3. Climb the rough path which goes straight up behind the toposcope for 350m to another panoramic map at the top. Pause here to take in the amazing views, then carry on through a gate in the wall behind the viewpoint, and into the wood. As you come out of the wood, bear left and inland, but keeping an eye open to the right for amazing views across the shining sands of Morecambe Bay. The remains of two knotted trees close to the path on the left are said to have been tied together when saplings by a couple of lovers who “thus plighted their troth”.
4. On reaching a bench on the left (dedicated to Cllr HB Lawson), take the path leading off to the right for 150m to take you to the trig point 159m above sea level, the summit of Arnside Knott. The Knott is one of several National Trust properties lying within the AONB and is a great place to see unusual grassland flowers and rare butterflies such as the High Brown fritillary. Retrace your steps to the bench on the main path.
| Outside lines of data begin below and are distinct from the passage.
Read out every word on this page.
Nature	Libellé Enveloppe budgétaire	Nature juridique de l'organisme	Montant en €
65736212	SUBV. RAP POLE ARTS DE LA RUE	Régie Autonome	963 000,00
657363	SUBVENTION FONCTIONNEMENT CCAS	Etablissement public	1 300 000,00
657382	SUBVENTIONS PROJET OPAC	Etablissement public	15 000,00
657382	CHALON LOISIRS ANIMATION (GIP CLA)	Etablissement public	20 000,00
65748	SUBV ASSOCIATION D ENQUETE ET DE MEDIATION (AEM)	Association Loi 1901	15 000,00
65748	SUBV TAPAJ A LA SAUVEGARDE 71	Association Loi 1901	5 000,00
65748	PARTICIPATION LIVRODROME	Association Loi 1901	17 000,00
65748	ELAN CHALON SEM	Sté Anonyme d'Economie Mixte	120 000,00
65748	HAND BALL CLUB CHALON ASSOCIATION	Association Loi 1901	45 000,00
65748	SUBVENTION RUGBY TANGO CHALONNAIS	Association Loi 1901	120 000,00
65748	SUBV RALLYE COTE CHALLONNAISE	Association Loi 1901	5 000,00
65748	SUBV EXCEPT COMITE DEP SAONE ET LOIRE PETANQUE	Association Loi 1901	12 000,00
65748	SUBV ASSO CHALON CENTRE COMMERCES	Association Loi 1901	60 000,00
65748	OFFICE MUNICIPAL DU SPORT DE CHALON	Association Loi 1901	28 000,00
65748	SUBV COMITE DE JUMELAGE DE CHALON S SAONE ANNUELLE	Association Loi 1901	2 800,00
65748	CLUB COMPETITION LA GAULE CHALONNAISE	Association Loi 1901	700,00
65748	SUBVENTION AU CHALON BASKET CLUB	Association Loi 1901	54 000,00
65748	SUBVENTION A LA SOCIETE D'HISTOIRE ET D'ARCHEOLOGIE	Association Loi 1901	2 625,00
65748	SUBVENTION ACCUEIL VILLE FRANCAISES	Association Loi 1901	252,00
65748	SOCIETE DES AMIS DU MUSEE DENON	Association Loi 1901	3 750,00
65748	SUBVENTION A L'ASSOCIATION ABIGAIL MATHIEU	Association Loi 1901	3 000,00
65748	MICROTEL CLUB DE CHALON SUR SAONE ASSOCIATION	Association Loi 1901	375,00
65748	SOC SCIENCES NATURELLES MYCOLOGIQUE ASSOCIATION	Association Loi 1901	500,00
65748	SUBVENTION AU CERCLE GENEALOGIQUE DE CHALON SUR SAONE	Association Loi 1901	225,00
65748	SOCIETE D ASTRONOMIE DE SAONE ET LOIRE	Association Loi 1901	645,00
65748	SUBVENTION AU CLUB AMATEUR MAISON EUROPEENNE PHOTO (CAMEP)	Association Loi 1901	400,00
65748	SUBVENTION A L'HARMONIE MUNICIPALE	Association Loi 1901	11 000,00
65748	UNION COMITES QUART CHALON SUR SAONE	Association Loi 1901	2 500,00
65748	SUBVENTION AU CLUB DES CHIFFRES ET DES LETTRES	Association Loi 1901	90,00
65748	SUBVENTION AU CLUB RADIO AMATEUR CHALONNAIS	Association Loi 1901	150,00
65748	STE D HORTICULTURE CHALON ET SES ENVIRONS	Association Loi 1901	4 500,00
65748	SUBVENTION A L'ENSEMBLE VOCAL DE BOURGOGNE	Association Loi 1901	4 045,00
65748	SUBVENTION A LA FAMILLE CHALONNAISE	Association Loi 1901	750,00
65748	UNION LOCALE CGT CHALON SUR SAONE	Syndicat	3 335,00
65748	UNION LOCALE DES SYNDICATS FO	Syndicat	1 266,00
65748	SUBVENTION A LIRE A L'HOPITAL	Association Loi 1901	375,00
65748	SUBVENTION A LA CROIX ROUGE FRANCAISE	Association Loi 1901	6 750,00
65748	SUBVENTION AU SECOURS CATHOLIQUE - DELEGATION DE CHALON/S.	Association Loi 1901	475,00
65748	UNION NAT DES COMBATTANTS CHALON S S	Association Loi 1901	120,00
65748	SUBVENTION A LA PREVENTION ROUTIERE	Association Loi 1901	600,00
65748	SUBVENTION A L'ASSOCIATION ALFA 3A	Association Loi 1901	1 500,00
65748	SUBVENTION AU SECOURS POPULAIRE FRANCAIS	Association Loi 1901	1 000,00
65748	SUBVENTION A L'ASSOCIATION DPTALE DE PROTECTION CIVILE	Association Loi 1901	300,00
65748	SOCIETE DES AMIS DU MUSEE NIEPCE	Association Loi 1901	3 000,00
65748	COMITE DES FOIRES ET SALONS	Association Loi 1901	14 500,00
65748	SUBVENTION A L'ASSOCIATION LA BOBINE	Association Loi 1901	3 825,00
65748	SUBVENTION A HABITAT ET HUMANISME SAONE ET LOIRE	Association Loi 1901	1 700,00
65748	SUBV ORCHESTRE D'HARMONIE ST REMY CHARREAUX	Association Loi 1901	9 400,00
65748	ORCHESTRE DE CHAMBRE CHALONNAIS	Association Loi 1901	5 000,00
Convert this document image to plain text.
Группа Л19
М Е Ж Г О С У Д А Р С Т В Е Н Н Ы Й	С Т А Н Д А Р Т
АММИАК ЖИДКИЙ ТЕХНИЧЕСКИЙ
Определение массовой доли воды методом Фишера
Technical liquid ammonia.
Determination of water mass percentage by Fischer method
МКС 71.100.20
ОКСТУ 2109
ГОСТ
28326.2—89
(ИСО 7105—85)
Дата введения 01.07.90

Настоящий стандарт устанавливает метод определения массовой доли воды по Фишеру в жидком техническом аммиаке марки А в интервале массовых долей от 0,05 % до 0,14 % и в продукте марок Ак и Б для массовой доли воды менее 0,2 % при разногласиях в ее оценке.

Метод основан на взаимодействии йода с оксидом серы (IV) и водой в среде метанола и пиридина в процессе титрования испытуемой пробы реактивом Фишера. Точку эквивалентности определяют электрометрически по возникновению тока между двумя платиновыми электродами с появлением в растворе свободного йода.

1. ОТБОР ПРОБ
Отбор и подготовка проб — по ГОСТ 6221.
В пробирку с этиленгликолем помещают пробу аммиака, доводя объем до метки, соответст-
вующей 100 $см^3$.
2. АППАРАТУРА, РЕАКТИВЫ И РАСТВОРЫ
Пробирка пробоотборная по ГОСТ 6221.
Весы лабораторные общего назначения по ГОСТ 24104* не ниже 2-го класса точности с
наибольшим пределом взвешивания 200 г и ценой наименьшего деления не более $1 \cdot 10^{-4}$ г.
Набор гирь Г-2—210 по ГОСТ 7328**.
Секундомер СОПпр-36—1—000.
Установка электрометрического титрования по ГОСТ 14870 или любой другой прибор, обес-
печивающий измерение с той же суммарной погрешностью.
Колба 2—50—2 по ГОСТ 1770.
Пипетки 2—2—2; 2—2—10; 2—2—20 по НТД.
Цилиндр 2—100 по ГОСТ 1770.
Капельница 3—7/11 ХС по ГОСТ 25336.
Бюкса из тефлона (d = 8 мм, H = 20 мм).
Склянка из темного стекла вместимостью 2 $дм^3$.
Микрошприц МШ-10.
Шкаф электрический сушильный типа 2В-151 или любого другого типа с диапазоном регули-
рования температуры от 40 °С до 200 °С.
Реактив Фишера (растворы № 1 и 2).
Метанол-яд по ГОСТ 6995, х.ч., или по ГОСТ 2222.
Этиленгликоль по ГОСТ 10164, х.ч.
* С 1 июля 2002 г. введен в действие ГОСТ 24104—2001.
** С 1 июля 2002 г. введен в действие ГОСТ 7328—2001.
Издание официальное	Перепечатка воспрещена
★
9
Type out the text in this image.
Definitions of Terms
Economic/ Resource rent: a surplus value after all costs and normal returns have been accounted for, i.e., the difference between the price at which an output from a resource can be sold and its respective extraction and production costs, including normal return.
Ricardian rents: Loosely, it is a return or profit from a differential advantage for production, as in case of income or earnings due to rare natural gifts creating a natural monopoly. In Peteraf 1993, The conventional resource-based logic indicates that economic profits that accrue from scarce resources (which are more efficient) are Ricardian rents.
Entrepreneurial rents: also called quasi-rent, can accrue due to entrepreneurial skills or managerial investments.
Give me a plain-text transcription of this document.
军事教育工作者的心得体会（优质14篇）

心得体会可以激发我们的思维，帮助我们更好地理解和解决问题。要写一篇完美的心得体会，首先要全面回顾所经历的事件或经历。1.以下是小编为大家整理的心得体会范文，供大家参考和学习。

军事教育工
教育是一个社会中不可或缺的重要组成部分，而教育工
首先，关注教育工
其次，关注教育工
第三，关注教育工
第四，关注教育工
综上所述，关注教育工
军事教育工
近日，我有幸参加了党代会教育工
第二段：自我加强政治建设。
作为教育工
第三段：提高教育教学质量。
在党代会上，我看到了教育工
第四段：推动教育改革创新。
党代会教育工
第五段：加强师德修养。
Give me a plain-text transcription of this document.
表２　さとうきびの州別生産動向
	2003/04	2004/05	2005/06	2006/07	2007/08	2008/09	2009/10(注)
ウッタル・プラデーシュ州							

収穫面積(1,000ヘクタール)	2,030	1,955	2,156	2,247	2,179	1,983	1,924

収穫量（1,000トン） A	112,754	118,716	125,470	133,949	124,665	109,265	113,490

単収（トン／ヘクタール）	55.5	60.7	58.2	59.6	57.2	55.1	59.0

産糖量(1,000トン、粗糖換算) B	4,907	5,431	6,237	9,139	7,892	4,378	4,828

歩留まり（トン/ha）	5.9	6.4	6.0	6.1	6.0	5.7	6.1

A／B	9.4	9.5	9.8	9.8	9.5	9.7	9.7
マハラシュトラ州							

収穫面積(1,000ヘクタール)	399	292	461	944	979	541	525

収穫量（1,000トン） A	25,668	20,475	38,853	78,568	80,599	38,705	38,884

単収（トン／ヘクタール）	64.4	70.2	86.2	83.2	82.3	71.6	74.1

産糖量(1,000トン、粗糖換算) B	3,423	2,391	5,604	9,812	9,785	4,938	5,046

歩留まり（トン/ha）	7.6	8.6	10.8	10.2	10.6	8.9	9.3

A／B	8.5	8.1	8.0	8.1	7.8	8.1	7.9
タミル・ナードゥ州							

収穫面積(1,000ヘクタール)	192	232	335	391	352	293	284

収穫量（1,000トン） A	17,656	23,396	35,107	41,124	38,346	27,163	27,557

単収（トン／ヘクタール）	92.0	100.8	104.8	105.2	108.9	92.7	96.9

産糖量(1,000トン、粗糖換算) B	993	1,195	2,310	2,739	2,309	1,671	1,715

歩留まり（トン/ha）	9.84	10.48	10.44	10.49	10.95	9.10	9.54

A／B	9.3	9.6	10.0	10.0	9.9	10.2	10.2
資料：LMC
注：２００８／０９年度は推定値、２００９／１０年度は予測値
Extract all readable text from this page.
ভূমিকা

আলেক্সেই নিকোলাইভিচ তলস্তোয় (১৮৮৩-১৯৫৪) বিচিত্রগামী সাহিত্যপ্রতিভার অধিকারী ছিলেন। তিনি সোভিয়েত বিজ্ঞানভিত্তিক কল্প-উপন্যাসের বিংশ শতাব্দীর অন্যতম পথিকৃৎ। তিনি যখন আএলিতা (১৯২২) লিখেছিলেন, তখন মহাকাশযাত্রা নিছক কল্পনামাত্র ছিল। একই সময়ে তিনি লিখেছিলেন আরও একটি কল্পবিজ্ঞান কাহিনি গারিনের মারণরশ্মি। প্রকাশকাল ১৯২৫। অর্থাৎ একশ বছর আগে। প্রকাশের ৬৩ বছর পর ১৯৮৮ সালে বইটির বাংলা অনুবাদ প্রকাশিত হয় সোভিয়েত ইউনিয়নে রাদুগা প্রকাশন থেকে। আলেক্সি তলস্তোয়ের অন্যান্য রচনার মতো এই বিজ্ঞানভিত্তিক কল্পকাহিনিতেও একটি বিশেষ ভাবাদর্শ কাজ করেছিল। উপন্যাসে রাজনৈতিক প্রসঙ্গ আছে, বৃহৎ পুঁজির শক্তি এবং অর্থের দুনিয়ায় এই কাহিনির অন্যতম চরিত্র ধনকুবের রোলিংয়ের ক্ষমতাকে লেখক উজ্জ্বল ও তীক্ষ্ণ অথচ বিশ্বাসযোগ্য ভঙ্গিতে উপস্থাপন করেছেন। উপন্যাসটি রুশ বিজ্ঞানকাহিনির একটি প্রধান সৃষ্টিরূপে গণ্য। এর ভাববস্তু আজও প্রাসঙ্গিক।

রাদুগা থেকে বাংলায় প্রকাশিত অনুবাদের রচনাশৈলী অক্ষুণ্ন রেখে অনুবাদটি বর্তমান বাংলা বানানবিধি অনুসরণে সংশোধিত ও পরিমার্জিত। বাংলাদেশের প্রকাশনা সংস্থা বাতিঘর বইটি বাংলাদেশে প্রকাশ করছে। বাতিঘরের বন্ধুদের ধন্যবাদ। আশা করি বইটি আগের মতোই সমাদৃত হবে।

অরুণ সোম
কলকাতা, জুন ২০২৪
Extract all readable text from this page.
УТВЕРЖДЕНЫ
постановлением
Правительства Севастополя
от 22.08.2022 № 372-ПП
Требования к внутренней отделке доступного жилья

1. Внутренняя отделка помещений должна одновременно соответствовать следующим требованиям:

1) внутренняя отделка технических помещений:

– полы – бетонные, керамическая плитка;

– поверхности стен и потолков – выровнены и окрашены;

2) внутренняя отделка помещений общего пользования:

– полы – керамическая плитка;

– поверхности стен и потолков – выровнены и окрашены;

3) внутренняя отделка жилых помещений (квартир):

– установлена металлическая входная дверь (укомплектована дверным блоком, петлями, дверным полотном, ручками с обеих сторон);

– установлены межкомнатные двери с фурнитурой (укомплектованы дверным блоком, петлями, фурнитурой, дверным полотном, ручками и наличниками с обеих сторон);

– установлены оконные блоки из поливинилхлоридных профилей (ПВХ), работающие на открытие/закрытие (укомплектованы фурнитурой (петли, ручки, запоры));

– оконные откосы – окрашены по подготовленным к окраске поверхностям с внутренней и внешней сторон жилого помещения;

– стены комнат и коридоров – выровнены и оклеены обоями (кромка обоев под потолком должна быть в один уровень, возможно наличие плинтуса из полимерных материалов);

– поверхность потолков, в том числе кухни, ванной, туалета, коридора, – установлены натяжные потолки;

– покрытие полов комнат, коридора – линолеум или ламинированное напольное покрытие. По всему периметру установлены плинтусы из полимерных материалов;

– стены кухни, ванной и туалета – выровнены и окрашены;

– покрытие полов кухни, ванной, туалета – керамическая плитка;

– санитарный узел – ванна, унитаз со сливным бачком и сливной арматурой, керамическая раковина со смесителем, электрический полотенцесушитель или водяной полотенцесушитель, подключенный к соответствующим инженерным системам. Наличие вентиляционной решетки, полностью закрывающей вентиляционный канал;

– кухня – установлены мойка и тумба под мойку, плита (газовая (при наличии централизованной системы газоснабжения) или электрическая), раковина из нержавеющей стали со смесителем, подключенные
5. Follow the path to the right past a gate, keeping the wall on your left. Drystone walls are a distinctive feature of the AONB landscape and whilst their primary function is to enclose land and livestock, they also provide a very valuable habitat for many insects and rare plants. Gradually make your way down the hill and through the woods for 400m. Take care where the path steepens and follow the bend to the right before you reach the wall and road ahead. Ignore the first exit gate and follow the path parallel to the road. The path begins to rise away from the road. After passing the Shilloe beds on your right, the path descends again. Follow the wide path leading down to the left to a gate and out onto the road, looking across to Arnside Tower.
6. Cross the road and head for Arnside Tower farm, pausing to take in the views to your left across to the Yorkshire Dales. Pass through the farmyard and go through a gate to the right of the farm cottage. Take the path to the left, signposted “Black Dyke”, keeping the tower on your right. Arnside Tower is one of several tower houses in the area built in the 14th or 15th century. Note: It is dangerous to enter the ruins.
7. Cross the field and go through a squeeze stile into Middlebarrow Wood. Follow the footpath to your left – signposted “Middlebarrow & Black Dyke” – for 1km.
8. When you reach the railway line, turn left and walk across the field alongside the railway line, passing over 2 footbridges. Note: this footpath can become very boggy after prolonged spells of rain. Keep straight on, passing through 2 gates and a small farmyard, and then bearing right to reach Black Dyke Road.
9. Turn left and follow this road for just under 1km back to Arnside Station.